- The Washington Times - Thursday, March 15, 2007

NEW YORK (AP) — Nasdaq Stock Market Inc. yesterday named former Rep. Michael G. Oxley as a nonexecutive vice chairman at the world’s largest electronic exchange to oversee its relations with listed companies and advise it on public policy issues.

Mr. Oxley, an Ohio Republican who served 25 years in Congress, was one of the main drivers behind corporate reform laws. The Sarbanes-Oxley Act, passed in 2002 in the aftermath of accounting scandals at companies including Enron and WorldCom, imposed tough new standards on public companies.
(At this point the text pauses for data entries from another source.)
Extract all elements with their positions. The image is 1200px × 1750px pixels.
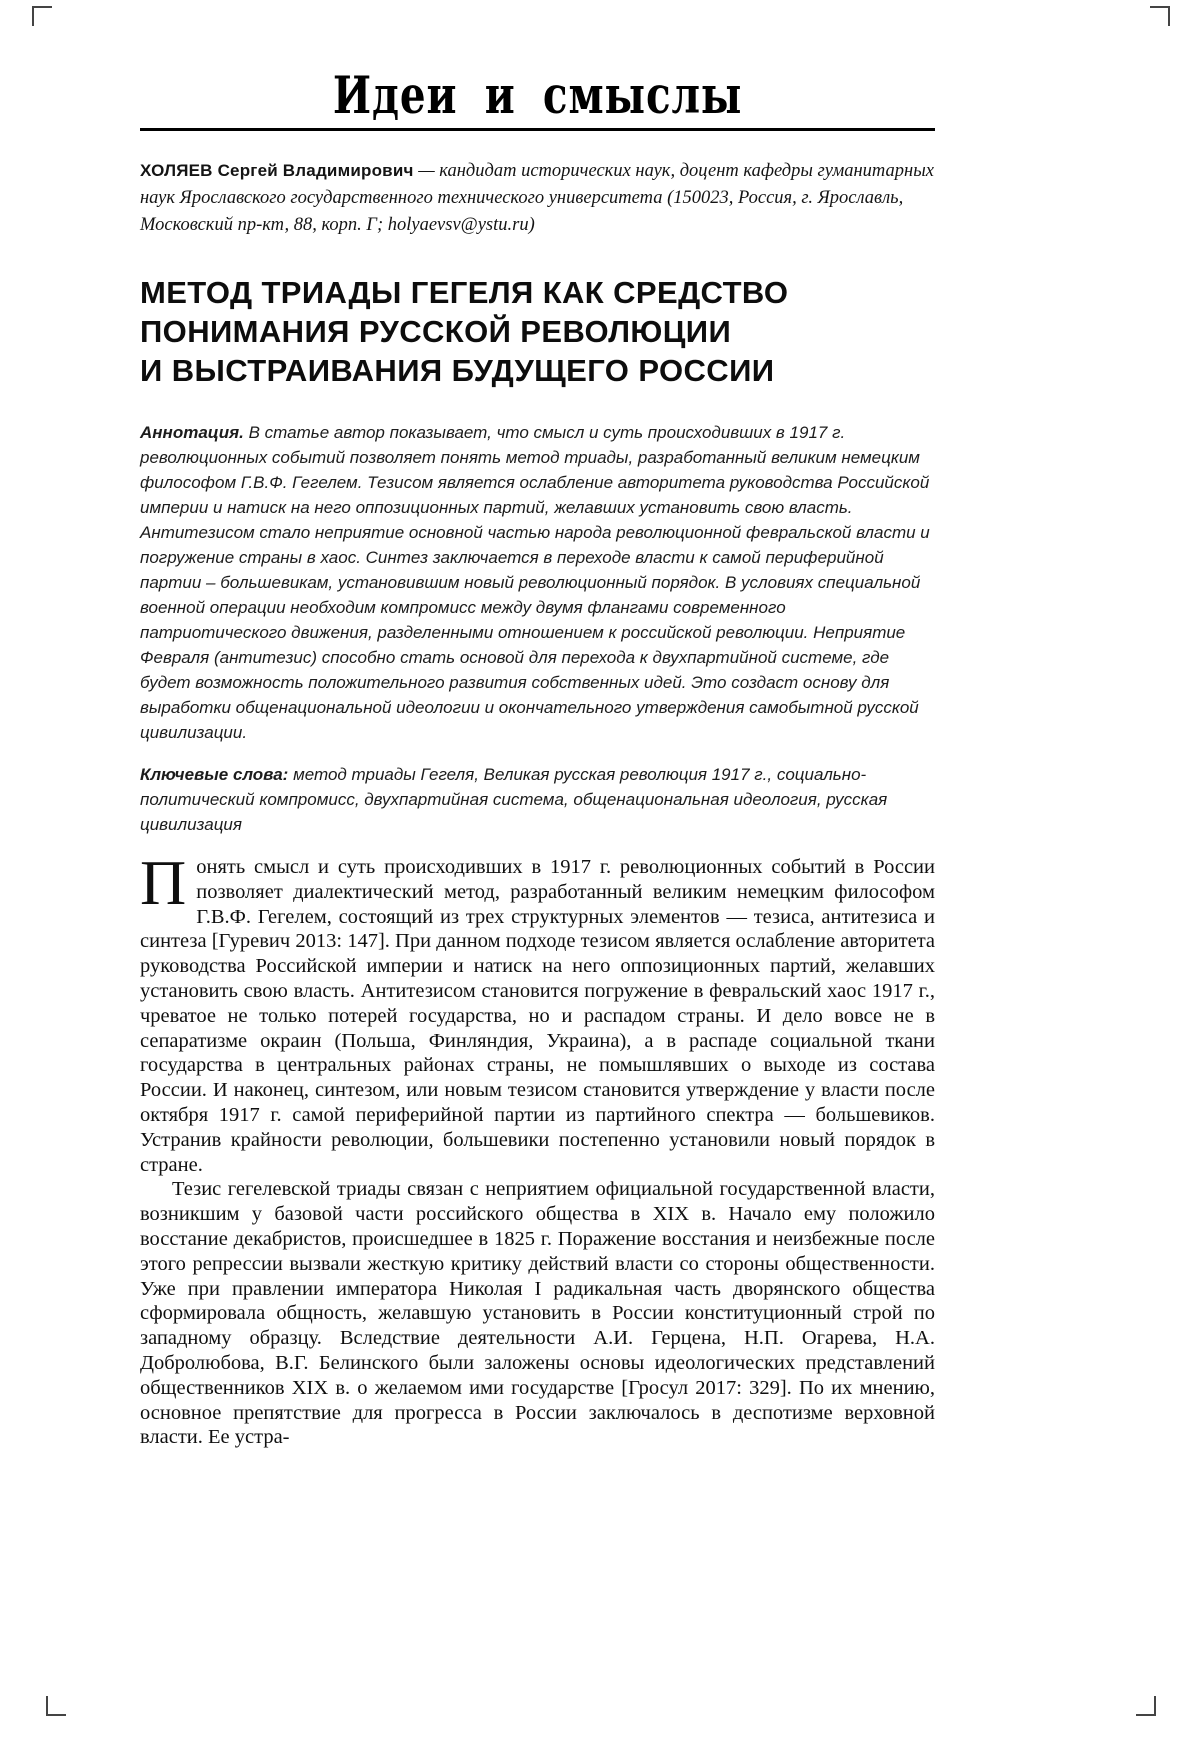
article-title: МЕТОД ТРИАДЫ ГЕГЕЛЯ КАК СРЕДСТВО ПОНИМАНИЯ РУССКОЙ РЕВОЛЮЦИИ И ВЫСТРАИВАНИЯ БУДУЩЕГО РОССИИ xyxy=(140,275,789,388)
journal-section-header xyxy=(140,0,935,124)
author-block xyxy=(140,157,935,239)
body-paragraph-1 xyxy=(140,847,935,1177)
article-body xyxy=(140,847,935,1450)
journal-section-title: Идеи и смыслы xyxy=(332,64,743,126)
body-paragraph-2: Тезис гегелевской триады связан с неприятием официальной государственной власти, возникшим у базовой части российского общества в XIX в. Начало ему положило восстание декабристов, происшедшее в 1825 г. Поражение восстания и неизбежные после этого репрессии вызвали жесткую критику действий власти со стороны общественности. Уже при правлении императора Николая I радикальная часть дворянского общества сформировала общность, желавшую установить в России конституционный строй по западному образцу. Вследствие деятельности А.И. Герцена, Н.П. Огарева, Н.А. Добролюбова, В.Г. Белинского были заложены основы идеологических представлений общественников XIX в. о желаемом ими государстве [Гросул 2017: 329]. По их мнению, основное препятствие для прогресса в России заключалось в деспотизме верховной власти. Ее устра- xyxy=(140,1178,935,1449)
abstract-text: В статье автор показывает, что смысл и суть происходивших в 1917 г. революционных событий позволяет понять метод триады, разработанный великим немецким философом Г.В.Ф. Гегелем. Тезисом является ослабление авторитета руководства Российской империи и натиск на него оппозиционных партий, желавших установить свою власть. Антитезисом стало неприятие основной частью народа революционной февральской власти и погружение страны в хаос. Синтез заключается в переходе власти к самой периферийной партии – большевикам, установившим новый революционный порядок. В условиях специальной военной операции необходим компромисс между двумя флангами современного патриотического движения, разделенными отношением к российской революции. Неприятие Февраля (антитезис) способно стать основой для перехода к двухпартийной системе, где будет возможность положительного развития собственных идей. Это создаст основу для выработки общенациональной идеологии и окончательного утверждения самобытной русской цивилизации. xyxy=(140,423,930,742)
drop-cap: П xyxy=(140,847,187,918)
crop-mark-bottom-left xyxy=(46,1696,66,1716)
header-divider xyxy=(140,128,935,131)
author-name: ХОЛЯЕВ Сергей Владимирович xyxy=(140,161,414,180)
crop-mark-top-left xyxy=(32,6,52,26)
abstract-label: Аннотация. xyxy=(140,423,244,442)
page-content xyxy=(140,0,935,1450)
author-affiliation: — кандидат исторических наук, доцент кафедры гуманитарных наук Ярославского государственного технического университета (150023, Россия, г. Ярославль, Московский пр-кт, 88, корп. Г; holyaevsv@ystu.ru) xyxy=(140,161,934,235)
keywords-text: метод триады Гегеля, Великая русская революция 1917 г., социально-политический компромисс, двухпартийная система, общенациональная идеология, русская цивилизация xyxy=(140,765,888,834)
body-paragraph-1-text: онять смысл и суть происходивших в 1917 г. революционных событий в России позволяет диалектический метод, разработанный великим немецким философом Г.В.Ф. Гегелем, состоящий из трех структурных элементов — тезиса, антитезиса и синтеза [Гуревич 2013: 147]. При данном подходе тезисом является ослабление авторитета руководства Российской империи и натиск на него оппозиционных партий, желавших установить свою власть. Антитезисом становится погружение в февральский хаос 1917 г., чреватое не только потерей государства, но и распадом страны. И дело вовсе не в сепаратизме окраин (Польша, Финляндия, Украина), а в распаде социальной ткани государства в центральных районах страны, не помышлявших о выходе из состава России. И наконец, синтезом, или новым тезисом становится утверждение у власти после октября 1917 г. самой периферийной партии из партийного спектра — большевиков. Устранив крайности революции, большевики постепенно установили новый порядок в стране. xyxy=(140,856,935,1176)
crop-mark-bottom-right xyxy=(1136,1696,1156,1716)
keywords-label: Ключевые слова: xyxy=(140,765,289,784)
crop-mark-top-right xyxy=(1150,6,1170,26)
keywords-block xyxy=(140,762,935,837)
abstract-block xyxy=(140,420,935,745)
The Nasdaq and New York Stock Exchange have criticized the Sarbanes-Oxley Act for making it too difficult for companies to do business in the United States. In some instances, the exchanges believe it is a deterrent for foreign companies to list in the United States.

Mr. Oxley will “communicate with listed company CEOs and board members regarding how Nasdaq can support them on both a business and policy level,” Nasdaq Chief Executive Officer and President Robert Greifeld said. “Mike represents good governance, which translates into good business acumen.”

In addition to interacting with listed companies, Mr. Oxley will serve as an adviser to Mr. Greifeld and the Nasdaq board. He reports directly to Mr. Greifeld.

Mr. Oxley last week was named of counsel in the Washington office of Baker Hostetler LLP, a Cleveland law firm.

The co-author of the Sarbanes-Oxley Act, former Sen. Paul S. Sarbanes, Maryland Democrat, retired at the end of the last Congress and has spoken at a number of lectures.

Nasdaq failed last year to win control of London Stock Exchange PLC amid concerns from some investors that European companies would have to comply with provisions of the Sarbanes-Oxley Act. The company now faces increased competition as larger rival NYSE Group Inc. pushes into Europe and Asia and smaller electronic markets lure business away with lower fees.